Trade volumes are down another 5% on Saturday, a continuation of a pattern first observed on Tuesday. Bitcoin’s price and trade volume skyrocketed on Monday as traders liquidated their holdings of USDT, a controversial stablecoin used to buy digital assets. BTC trade volumes averaged $3.5 billion on Saturday, according to latest available data.
Bitcoin and Stocks
Widely regarded as an emerging haven asset, bitcoin has been unable to capitalize on the recent collapse in global stock prices. This has led many in the investment community to temper their expectations that BTC offers a risk-off alternative to equities. Although bitcoin and U.S. stocks have shown some signs of correlation recently, this isn’t enough to justify the claim that investors are hedging their bets with cryptocurrency. At the same time, gold prices have risen sharply amid the selloff, with the December futures contract hitting fresh three-month highs.
Investors often mistaken bitcoin’s status as non-correlated asset with inverse correlation – meaning, they expect BTC to rise when stocks fall and vice versa. This isn’t generally what we mean by “non-correlated asset.”
When we say bitcoin is non-correlated, we mean its price does not move in lockstep with the broader market nor is it influenced by the same technical and fundamental factors that drive stocks, bonds, currencies and so on. This lack of correlation has been promoted as a safe haven for investors looking to diversify away from traditional market risks, but that doesn’t mean they’ve taken up the offer.
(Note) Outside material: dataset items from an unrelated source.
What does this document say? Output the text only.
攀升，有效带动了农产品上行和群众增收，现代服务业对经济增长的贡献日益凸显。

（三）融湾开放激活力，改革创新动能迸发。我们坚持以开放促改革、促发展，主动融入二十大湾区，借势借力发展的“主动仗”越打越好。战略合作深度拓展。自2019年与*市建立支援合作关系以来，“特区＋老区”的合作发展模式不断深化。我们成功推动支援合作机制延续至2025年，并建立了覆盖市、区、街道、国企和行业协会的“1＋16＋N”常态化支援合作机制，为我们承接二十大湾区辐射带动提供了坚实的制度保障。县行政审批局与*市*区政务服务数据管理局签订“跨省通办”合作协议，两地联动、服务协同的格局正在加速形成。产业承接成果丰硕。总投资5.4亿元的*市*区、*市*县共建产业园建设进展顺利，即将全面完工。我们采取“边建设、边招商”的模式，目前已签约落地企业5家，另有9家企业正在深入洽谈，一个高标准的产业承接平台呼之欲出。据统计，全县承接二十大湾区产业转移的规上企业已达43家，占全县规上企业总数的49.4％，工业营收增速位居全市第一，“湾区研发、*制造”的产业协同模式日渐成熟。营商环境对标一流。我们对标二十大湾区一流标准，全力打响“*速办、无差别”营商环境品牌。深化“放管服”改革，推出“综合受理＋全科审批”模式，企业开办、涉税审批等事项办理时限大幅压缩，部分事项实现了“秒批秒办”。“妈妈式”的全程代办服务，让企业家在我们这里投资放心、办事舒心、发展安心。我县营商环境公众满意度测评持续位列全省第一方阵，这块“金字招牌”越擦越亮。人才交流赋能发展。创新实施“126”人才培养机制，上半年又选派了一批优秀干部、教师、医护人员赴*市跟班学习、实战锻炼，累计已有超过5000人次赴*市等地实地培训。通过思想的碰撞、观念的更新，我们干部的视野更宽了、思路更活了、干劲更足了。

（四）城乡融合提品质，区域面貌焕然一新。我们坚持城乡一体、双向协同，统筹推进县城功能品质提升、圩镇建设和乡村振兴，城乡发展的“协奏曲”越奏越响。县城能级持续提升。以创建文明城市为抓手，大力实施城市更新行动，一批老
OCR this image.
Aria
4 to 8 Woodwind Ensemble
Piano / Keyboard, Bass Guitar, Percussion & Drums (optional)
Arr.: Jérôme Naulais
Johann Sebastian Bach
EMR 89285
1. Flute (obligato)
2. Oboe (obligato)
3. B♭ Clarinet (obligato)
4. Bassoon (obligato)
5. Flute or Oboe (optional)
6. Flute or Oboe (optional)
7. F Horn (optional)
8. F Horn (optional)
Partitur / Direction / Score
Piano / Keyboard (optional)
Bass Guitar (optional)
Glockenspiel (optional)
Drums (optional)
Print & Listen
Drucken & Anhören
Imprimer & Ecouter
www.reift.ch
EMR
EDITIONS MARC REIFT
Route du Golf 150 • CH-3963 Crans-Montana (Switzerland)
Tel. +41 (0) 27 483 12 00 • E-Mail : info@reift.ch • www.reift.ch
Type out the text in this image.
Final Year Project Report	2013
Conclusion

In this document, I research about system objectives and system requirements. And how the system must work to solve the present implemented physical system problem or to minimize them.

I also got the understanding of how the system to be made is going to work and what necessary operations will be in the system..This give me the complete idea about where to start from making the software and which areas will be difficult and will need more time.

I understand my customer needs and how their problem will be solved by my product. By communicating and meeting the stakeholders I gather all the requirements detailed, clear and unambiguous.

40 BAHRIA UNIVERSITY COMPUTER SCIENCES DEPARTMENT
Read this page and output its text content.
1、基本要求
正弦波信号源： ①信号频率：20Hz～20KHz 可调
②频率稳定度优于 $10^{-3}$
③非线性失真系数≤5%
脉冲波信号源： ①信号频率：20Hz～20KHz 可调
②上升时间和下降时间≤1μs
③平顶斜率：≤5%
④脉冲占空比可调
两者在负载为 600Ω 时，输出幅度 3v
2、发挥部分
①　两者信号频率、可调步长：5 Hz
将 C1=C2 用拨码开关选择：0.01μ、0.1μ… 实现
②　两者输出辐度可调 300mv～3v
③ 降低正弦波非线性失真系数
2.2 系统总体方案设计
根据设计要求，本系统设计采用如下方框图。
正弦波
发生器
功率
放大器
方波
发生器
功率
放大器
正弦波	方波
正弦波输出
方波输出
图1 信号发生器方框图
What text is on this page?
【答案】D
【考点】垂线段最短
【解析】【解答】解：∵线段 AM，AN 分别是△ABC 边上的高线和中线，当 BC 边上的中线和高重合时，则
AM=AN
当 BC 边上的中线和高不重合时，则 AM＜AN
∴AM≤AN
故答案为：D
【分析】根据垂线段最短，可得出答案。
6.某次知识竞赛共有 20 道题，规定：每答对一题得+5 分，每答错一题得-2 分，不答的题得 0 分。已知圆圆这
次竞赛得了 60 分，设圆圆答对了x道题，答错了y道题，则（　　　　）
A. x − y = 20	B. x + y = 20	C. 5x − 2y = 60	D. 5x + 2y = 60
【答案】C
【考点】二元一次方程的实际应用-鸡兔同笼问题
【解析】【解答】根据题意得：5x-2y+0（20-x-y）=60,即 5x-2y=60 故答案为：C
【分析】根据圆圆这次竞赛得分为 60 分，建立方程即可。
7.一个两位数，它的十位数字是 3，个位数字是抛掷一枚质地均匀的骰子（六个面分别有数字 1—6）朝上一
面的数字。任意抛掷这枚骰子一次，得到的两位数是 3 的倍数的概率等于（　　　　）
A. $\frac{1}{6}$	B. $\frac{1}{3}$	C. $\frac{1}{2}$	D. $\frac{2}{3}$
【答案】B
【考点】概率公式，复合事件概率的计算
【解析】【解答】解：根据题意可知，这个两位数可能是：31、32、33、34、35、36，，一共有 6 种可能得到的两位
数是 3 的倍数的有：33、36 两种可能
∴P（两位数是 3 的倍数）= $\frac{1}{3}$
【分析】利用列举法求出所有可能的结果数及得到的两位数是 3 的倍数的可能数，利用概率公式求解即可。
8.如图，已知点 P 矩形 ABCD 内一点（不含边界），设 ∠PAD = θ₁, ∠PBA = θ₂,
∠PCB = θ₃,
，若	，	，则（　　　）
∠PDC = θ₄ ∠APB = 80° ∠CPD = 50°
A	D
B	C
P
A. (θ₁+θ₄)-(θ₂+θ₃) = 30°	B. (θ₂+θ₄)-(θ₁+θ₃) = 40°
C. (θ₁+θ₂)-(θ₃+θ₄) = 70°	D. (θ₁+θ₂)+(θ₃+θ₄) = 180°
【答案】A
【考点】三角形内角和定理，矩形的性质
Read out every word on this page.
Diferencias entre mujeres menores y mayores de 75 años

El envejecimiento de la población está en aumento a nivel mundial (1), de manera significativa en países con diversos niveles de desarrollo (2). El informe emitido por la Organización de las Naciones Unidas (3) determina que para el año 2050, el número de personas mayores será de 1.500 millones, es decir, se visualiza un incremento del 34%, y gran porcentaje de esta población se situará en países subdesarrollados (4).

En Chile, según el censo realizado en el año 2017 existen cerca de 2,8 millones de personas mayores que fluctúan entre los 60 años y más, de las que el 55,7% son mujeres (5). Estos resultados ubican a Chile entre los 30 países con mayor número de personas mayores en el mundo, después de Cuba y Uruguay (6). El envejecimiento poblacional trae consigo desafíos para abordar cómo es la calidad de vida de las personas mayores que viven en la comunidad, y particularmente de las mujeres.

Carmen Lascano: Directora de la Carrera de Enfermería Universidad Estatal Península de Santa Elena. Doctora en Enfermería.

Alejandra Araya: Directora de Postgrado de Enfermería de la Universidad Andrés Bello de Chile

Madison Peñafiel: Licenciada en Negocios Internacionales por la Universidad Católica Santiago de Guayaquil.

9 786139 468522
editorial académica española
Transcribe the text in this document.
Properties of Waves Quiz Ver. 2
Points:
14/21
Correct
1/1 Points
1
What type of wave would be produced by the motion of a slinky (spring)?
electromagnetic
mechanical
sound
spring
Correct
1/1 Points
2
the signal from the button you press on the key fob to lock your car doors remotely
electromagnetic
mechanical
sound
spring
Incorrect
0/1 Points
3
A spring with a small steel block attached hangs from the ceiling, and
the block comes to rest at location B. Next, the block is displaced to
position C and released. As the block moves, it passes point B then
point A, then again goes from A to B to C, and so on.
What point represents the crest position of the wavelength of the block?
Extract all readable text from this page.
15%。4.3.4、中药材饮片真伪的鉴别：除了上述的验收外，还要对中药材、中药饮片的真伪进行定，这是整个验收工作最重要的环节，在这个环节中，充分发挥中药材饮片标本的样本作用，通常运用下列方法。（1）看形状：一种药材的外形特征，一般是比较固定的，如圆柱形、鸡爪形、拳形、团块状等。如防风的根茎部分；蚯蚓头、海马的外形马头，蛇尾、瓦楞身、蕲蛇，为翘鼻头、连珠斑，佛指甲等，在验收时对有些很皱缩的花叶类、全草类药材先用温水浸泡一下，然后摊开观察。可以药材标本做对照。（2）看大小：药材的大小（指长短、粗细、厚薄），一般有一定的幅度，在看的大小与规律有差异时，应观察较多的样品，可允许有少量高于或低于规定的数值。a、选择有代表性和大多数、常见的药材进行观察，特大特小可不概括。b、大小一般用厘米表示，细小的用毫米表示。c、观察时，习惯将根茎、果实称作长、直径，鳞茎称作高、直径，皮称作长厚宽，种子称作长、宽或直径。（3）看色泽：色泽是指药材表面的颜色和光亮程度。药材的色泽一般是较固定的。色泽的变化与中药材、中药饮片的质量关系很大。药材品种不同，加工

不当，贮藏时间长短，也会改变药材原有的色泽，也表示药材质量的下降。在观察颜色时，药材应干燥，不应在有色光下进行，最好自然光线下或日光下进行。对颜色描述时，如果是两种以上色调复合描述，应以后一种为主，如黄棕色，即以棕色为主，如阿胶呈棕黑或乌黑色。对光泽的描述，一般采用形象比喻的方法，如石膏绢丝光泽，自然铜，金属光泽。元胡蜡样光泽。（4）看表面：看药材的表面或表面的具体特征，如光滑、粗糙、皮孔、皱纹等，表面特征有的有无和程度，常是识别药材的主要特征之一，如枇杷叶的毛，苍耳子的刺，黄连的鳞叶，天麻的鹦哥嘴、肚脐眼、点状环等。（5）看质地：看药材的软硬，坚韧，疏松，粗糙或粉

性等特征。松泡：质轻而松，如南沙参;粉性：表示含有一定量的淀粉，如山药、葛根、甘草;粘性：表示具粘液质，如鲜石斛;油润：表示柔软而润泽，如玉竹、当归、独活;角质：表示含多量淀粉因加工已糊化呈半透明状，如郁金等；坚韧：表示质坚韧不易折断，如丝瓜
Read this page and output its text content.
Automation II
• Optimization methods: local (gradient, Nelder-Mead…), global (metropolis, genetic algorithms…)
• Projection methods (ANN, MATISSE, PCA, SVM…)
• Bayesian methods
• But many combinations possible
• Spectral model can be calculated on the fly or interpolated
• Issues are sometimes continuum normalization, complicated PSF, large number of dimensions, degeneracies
This also doesn’t mean that cryptos like bitcoin aren’t influenced by investor sentiment or fundamental drivers – they most certainly are. However, bitcoin’s fundamental drivers have proven to be different from those that drive equities. For example, BTC does not react to economic data or central bank decisions, whereas stocks and currencies certainly do.
Understanding the difference between non-correlation and inverse correlation becomes more important as stock markets enter a more volatile stage in their development. While U.S. stocks have managed to bounce back after multiple selloffs this year, China remains a major source of risk. The benchmark Shanghai Composite Index is down 12% this month and 23% since Jan. 1.
Disclaimer: The author owns bitcoin, Ethereum and other cryptocurrencies. He holds investment positions in the coins, but does not engage in short-term or day-trading.